On November 14th, I wrapped myself up in a shirt, a scarf, a sweater, and an overcoat in preparation for the frigid morning I was about to face. EH204 was taking a field trip! We were scheduled to catch the morning bus across the street on Arkadelphia. It arrived three minutes before schedule at 9:11AM. There were a few stragglers and one particular busy Bee who just didn’t make it in time. We boarded the warm bus and headed downtown. In no more than seven minutes, we arrived in the heart of Birmingham.

We learned about the Black district and of all the theatres that once occupied 1st and 2nd avenue. We saw the Carver (pictured below), one of the few theatres still standing, which apparently now houses a small jazz museum. And we passed through a structural tribute to the Temptations, covered in ice. As we read the signs that told of its history, professor Glenny Brock flagged down Bee who had been dropped off at the Alabama Theatre. Bee informed us all that the power was out downtown, which led us to the correct conclusion: Today was going to be interesting.

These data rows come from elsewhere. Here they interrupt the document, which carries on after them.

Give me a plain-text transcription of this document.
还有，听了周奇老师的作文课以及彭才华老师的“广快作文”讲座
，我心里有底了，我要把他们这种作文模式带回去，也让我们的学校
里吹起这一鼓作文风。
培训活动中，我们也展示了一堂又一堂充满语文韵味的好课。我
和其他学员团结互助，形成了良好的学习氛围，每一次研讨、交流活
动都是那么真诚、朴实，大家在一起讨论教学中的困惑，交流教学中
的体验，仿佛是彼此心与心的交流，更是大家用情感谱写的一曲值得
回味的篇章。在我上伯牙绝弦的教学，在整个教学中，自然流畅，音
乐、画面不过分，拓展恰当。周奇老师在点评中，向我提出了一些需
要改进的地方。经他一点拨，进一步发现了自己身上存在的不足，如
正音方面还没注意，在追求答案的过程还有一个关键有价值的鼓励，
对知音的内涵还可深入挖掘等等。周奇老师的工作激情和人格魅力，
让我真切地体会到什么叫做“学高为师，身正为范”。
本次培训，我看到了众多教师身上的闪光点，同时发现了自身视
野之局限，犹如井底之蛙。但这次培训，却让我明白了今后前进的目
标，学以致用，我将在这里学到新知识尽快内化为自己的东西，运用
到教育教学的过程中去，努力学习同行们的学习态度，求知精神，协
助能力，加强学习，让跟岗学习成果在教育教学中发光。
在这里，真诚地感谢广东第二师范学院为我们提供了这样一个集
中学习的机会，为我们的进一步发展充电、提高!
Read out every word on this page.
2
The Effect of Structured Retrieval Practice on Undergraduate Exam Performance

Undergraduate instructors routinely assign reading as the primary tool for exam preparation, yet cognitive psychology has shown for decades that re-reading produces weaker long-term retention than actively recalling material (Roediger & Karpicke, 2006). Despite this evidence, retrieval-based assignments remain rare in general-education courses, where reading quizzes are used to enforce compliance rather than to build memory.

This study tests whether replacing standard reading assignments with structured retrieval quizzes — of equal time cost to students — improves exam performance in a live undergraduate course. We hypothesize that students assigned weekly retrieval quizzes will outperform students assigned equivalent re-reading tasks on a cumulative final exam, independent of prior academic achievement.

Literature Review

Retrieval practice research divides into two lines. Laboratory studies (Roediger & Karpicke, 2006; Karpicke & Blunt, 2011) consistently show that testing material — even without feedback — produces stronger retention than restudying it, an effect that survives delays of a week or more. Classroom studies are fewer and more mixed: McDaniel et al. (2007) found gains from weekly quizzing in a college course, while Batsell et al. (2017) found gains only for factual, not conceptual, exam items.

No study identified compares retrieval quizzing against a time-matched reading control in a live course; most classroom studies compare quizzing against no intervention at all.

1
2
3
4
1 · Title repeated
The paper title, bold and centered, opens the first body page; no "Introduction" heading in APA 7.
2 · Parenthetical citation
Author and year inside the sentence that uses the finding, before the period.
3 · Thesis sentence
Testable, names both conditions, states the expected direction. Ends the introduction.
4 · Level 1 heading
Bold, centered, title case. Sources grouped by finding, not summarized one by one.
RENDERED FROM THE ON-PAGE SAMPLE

Since Glenny happens to have a key to the Alabama Theatre (pictured below), we took refuge from the chill inside the ticket area under the marquee. There we learned about the history behind one of Alabama’s oldest and still functioning theatres. Each intricate detail of the beautiful decor stays true to the theatre’s original design and made me want to bust open the doors and explore the whole building, camera in hand. Trendy twitter users that we are, we took a class selfie in the ceiling mirror to tweet then headed back out into the cold.


After being kindly greeted by the winter wind, we took to finding another warm escape. Glenny suggested the Continental Bakery Downtown. There were no objections. We strolled down one block and into the cozy cafe. With no shame, we wiped out their entire inventory of morning sandwiches, baked goods, and coffee cups and seated ourselves at a large lavishly decorated table on the second floor. We munched on some satisfying snacks and checked our newsfeeds, naturally.


Though it took much convincing for a few, we then walked back a couple blocks to check out the Peanut Depot. Scattered shells covered the ground outside the entrance. Their 100+ year old roasters inside smelled like metal and, well, peanuts. The gentleman behind the counter told us that because the power had been out, they were just now getting started for the day. He offered us a few different flavors to try like salted and cajun, and a few of us walked out with bags of peanuts in hand.

We then walked through the incandescent Magic City tunnel and arrived at the bus stop. There we stood– the few, the proud, and the really really cold– waiting for 11 long minutes for the 10:00 bus to take us back home to the Hilltop.